Soaring costs of production for all commodities mean Martin Howlett is facing some difficult decisions at Deer Park Farm. Olivia Cooper reports
Harvest is under way, but with input costs continuing to rise, Martin Howlett is less than optimistic about the future for cereal production at Deer Park Farm.
“We want to continue to be as self-sufficient as possible,” he says. “But with the extra variable costs, we need to have a 5t/ha (2t/acre) crop to break even, with barley at £120/t.” Mr Howlett’s barley usually averages 5.5t/ha (2.25t/acre), so there is not much margin for error.
However, harvest is looking good so far, even if it has been interrupted by rain. The 4ha (10 acres) of Sequel winter barley cut, using Mr Howlett’s 1970 Claas combine, averaged 6.2t/ha (2.5t/acre). “That is 10% up on previous years,” he says.
Harvest is off to a good start, but Martin Howlett has concerns over the long-term future for cereal production
It also came in dry, at 14.4% moisture – an advantage with the lack of any drying equipment at the farm. The straw yield was also good, at 2.5t/ha (1t/acre). “At £72/t delivered – which is what we’ve bought extra straw in at – that is worth at least half a tonne of grain,” says Mr Howlett.

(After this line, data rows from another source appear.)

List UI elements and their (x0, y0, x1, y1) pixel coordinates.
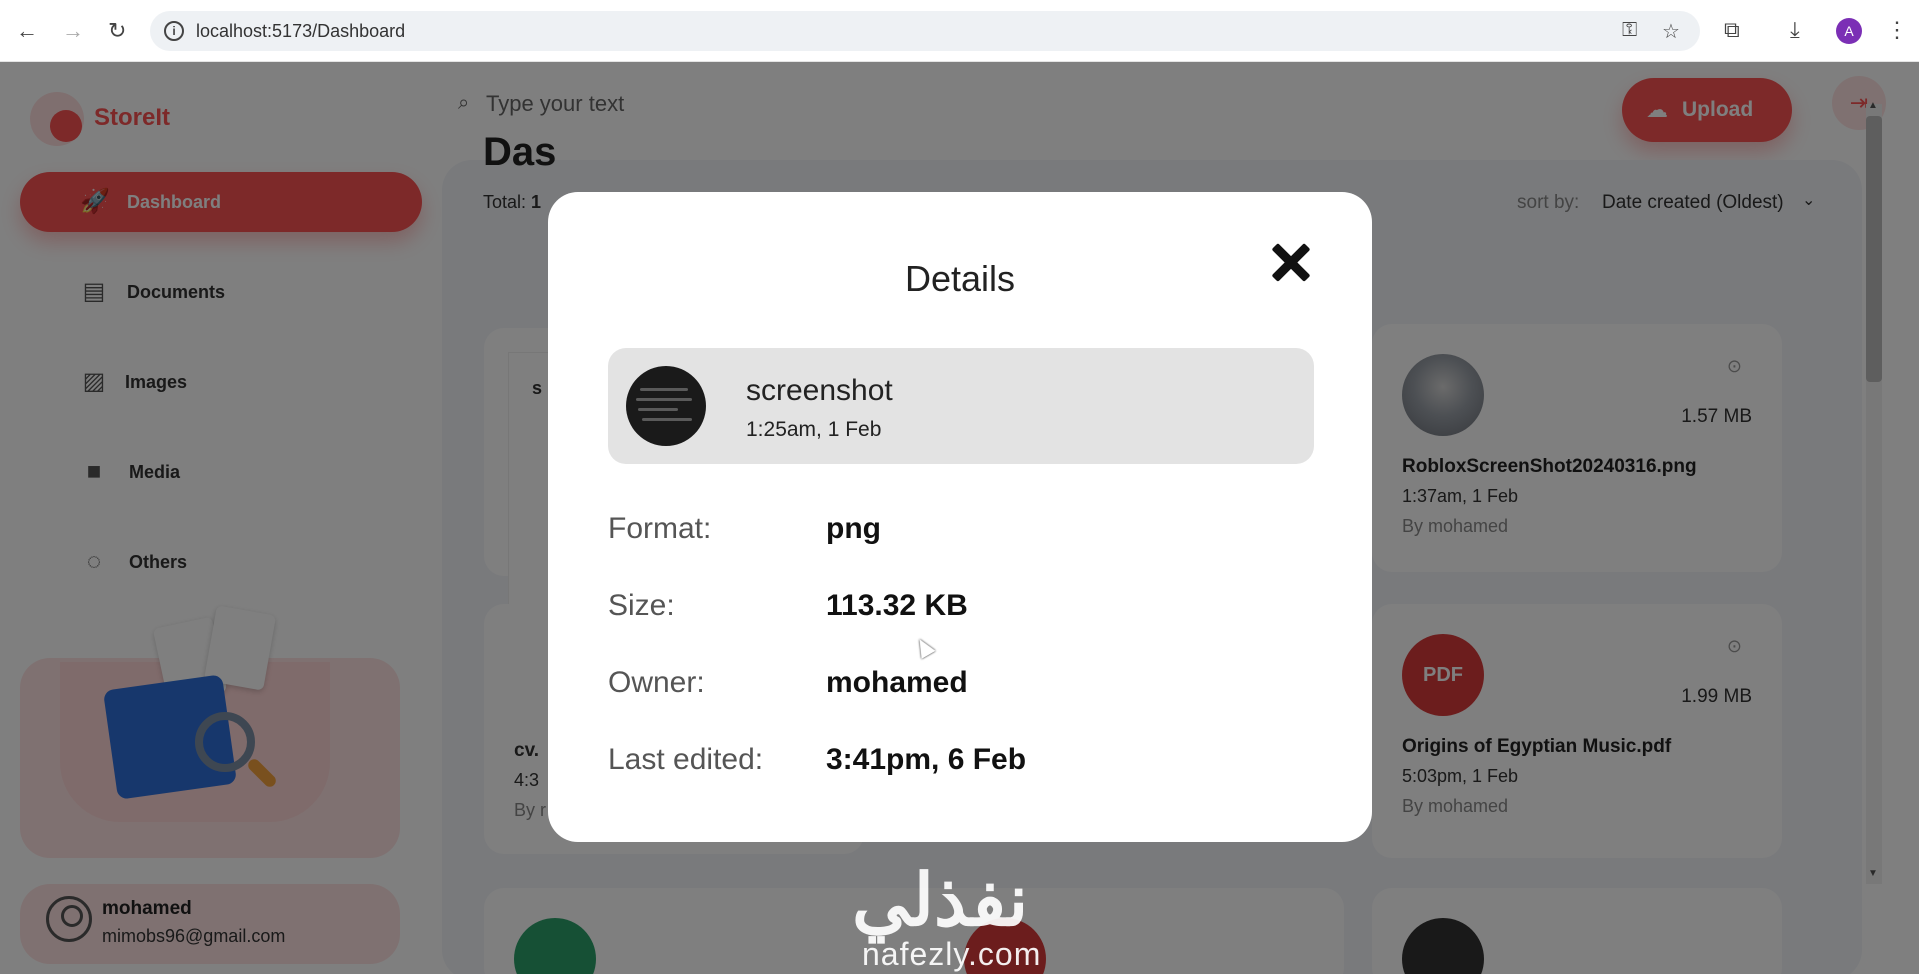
file-thumbnail (626, 366, 706, 446)
profile-avatar[interactable]: A (1836, 18, 1862, 44)
address-bar[interactable]: i localhost:5173/Dashboard ⚿ ☆ (150, 11, 1700, 51)
close-icon[interactable] (1266, 238, 1316, 288)
site-info-icon[interactable]: i (164, 21, 184, 41)
back-icon[interactable]: ← (16, 18, 38, 44)
modal-title: Details (904, 258, 1016, 299)
detail-value-last-edited: 3:41pm, 6 Feb (826, 743, 1027, 776)
file-summary: screenshot 1:25am, 1 Feb (608, 348, 1314, 464)
details-modal: Details screenshot 1:25am, 1 Feb Format:… (548, 192, 1372, 842)
download-icon[interactable]: ⤓ (1790, 17, 1800, 43)
file-name: screenshot (746, 374, 893, 407)
forward-icon[interactable]: → (62, 18, 84, 44)
detail-label: Size: (608, 589, 675, 622)
browser-toolbar: ← → ↻ i localhost:5173/Dashboard ⚿ ☆ ⧉ ⤓… (0, 0, 1919, 62)
detail-label: Format: (608, 512, 712, 545)
file-date: 1:25am, 1 Feb (746, 418, 882, 441)
reload-icon[interactable]: ↻ (108, 18, 126, 44)
detail-value-owner: mohamed (826, 666, 968, 699)
detail-label: Owner: (608, 666, 705, 699)
extensions-icon[interactable]: ⧉ (1724, 17, 1740, 43)
thumb-line (636, 398, 692, 401)
detail-label: Last edited: (608, 743, 764, 776)
detail-value-format: png (826, 512, 881, 545)
menu-kebab-icon[interactable]: ⋮ (1886, 17, 1908, 43)
thumb-line (642, 418, 692, 421)
bookmark-star-icon[interactable]: ☆ (1662, 19, 1680, 44)
url-text[interactable]: localhost:5173/Dashboard (196, 21, 405, 42)
thumb-line (640, 388, 688, 391)
thumb-line (638, 408, 678, 411)
watermark-arabic: نفذلي (852, 861, 1029, 941)
watermark-url: nafezly.com (862, 936, 1042, 972)
password-key-icon[interactable]: ⚿ (1622, 19, 1637, 42)
detail-value-size: 113.32 KB (826, 589, 968, 622)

Although more than £25/t dearer than last year, he has already booked 45t of straw to see the cattle through the winter. “We fear prices will go up more – if the rain continues growers will struggle with quality. Also, with the price of fertiliser, more arable producers are chopping straw to make the most of its residual value.”
Despite rain over the past week, Mr Howlett is happy with harvest progress. “We’re not too far behind yet.” He still has 9.7ha (24 acres) of Saffron winter barley, 2.4ha (6 acres) of Mascani winter oats and 2.4ha (6 acres) of Fuego spring beans to cut. That will be followed by Belouga and Leeds maize and 12 maize trial plots.

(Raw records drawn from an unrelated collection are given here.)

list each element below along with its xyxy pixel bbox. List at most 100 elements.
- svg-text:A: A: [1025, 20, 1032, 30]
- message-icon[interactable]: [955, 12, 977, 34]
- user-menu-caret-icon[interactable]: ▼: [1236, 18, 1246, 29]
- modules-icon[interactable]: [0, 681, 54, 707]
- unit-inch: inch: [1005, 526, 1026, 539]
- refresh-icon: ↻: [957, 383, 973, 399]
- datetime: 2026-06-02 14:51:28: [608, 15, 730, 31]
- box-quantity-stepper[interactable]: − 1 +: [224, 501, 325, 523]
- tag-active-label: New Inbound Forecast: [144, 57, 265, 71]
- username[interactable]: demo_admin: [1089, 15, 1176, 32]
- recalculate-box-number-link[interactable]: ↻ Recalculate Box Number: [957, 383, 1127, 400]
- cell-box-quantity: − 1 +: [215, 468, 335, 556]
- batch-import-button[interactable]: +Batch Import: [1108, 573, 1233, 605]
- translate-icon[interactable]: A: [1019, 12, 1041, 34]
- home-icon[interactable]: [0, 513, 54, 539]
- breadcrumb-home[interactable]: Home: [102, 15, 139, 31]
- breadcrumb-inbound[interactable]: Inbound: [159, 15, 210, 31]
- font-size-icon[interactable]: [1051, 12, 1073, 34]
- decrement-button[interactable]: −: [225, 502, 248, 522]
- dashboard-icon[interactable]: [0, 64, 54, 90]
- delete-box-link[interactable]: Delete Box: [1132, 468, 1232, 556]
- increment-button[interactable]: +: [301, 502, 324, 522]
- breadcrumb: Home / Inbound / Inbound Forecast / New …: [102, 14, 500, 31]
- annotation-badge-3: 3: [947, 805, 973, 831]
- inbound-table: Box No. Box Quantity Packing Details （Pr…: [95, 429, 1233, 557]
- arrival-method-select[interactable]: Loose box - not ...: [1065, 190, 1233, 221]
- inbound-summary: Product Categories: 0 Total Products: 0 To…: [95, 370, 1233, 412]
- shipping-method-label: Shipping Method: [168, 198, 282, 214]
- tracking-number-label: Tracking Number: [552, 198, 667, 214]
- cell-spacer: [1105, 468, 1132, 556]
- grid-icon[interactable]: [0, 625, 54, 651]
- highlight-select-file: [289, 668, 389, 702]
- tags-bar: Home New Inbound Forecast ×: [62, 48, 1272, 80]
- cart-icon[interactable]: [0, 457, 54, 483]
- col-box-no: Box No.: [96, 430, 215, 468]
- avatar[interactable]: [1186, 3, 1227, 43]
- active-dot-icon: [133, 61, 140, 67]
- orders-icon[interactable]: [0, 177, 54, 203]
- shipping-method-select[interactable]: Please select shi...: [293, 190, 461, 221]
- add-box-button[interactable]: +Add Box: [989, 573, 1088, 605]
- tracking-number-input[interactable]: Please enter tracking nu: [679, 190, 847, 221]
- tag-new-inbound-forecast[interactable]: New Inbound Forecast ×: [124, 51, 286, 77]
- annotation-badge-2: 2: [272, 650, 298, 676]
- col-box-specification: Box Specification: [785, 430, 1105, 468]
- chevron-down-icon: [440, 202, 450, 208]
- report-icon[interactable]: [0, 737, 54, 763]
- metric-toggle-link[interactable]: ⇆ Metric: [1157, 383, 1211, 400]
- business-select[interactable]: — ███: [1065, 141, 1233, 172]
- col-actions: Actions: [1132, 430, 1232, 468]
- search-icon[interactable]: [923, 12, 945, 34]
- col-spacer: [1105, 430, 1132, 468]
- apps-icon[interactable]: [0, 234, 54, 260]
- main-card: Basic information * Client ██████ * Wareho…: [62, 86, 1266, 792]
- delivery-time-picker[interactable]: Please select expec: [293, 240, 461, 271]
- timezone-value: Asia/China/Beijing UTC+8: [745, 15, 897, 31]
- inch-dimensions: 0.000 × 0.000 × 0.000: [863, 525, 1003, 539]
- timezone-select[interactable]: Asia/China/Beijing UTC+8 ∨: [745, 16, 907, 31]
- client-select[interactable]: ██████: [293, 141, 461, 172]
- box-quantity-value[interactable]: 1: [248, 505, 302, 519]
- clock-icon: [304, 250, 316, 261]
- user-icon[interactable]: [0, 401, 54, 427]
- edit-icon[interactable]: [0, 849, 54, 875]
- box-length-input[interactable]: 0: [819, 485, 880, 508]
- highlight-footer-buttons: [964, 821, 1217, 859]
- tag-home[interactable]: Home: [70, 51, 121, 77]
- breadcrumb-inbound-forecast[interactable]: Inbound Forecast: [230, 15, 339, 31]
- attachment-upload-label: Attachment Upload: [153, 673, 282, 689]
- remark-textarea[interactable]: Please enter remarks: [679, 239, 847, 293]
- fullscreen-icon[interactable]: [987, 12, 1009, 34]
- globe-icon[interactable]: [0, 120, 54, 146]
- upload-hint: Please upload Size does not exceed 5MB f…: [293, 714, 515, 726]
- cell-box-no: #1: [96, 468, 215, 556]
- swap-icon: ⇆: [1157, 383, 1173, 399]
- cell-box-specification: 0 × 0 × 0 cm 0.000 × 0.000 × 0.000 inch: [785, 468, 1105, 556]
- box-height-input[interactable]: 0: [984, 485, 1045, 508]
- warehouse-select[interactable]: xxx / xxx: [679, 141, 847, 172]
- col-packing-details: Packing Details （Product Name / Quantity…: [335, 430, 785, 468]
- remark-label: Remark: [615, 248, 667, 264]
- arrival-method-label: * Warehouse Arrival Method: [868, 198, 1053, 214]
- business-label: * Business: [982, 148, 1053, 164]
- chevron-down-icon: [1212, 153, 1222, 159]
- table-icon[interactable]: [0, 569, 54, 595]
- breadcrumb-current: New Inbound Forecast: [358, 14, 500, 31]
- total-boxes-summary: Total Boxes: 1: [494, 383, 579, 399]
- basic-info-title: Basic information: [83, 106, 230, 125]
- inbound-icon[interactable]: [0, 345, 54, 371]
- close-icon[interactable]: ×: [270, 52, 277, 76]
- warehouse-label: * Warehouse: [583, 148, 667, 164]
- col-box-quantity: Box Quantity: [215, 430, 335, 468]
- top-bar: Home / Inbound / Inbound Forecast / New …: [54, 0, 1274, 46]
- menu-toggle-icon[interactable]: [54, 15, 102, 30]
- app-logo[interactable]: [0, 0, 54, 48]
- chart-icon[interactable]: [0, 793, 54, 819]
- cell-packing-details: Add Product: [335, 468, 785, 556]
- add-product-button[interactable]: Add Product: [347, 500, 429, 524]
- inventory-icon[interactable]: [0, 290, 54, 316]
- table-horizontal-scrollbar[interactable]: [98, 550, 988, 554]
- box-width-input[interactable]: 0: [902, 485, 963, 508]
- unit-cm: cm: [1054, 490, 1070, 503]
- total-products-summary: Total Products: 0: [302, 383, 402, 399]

“Everything is looking good. The longer-term worry is whether the quality will be affected if the rain continues, and whether grass weeds will proliferate and increase the crops’ moisture content.”
Mr Howlett is not convinced by the economics of cereal production in the long term. “Our costs of growing winter barley this year were £482/ha (£195/acre) – and we bought our fertiliser early. With the increase in fertiliser prices and other costs I’m not sure it still stacks up.”

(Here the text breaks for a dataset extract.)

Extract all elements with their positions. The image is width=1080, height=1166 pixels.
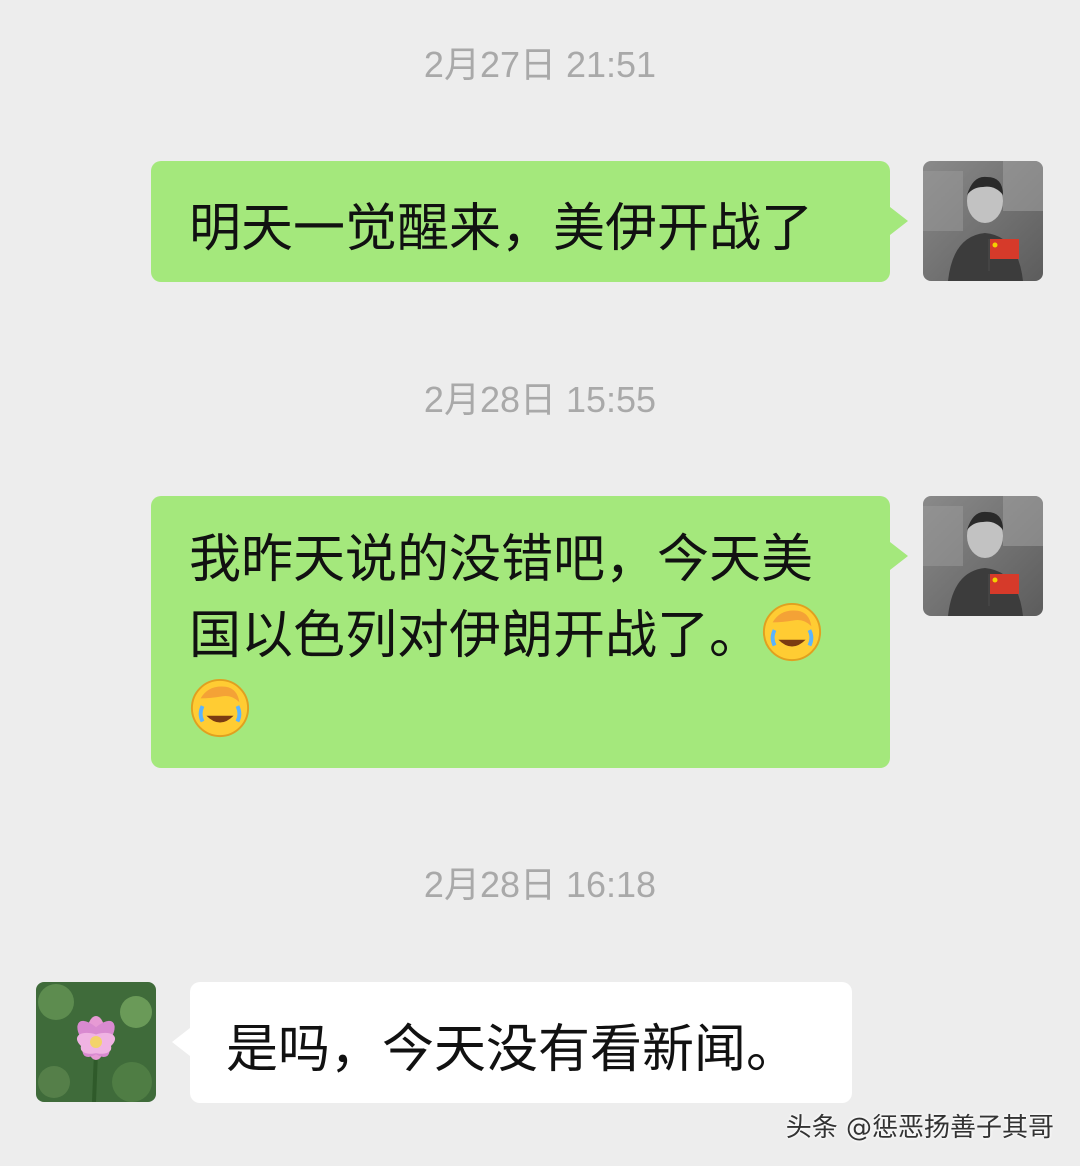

On top of that, his preferred varieties are becoming difficult to source, as are some sprays best-suited to the Cornish climate. The proposed EU ban on sprays will compound this problem, he says. “It is going to be serious if it goes ahead – it is vitally important that we fight the EU’s plans.”
However, for the coming season he plans to stick to his policy of self-sufficiency, and will save as much of his own seed as possible to keep costs down. He has also bought his specialist PK fertiliser from Mole Valley Forage Services, taking delivery of 40t at £340-400/t.
“I bought that in May – we’ve never been tempted to buy so far forward before, as it’s a big commitment at a time of year with lower sales. However, it has already produced a saving of £2000 as prices have risen.”
All the arable fields will be soil sampled this autumn to work out their requirements for the coming season, which should avoid fertiliser wastage and target any specific deficiencies.
Meanwhile, Mr Howlett has almost reached his target of selling half of his lambs before weaning, with the latest batch making 260p/kg deadweight. “That is more than a £1/kg drop in just eight weeks, from the first draw to the last,” he says. “It seems bizarre that our processor retailers are playing games of crashing the price beyond seasonality, just when we need the confidence to commit to producing for next season.”
At current prices, the 40% increase in costs of production means both the lamb and beef enterprises are worse off than a year ago, he adds. “We need a commitment from the retailers. They gave that at the start of the year, but look how short-lived that has proven to be.”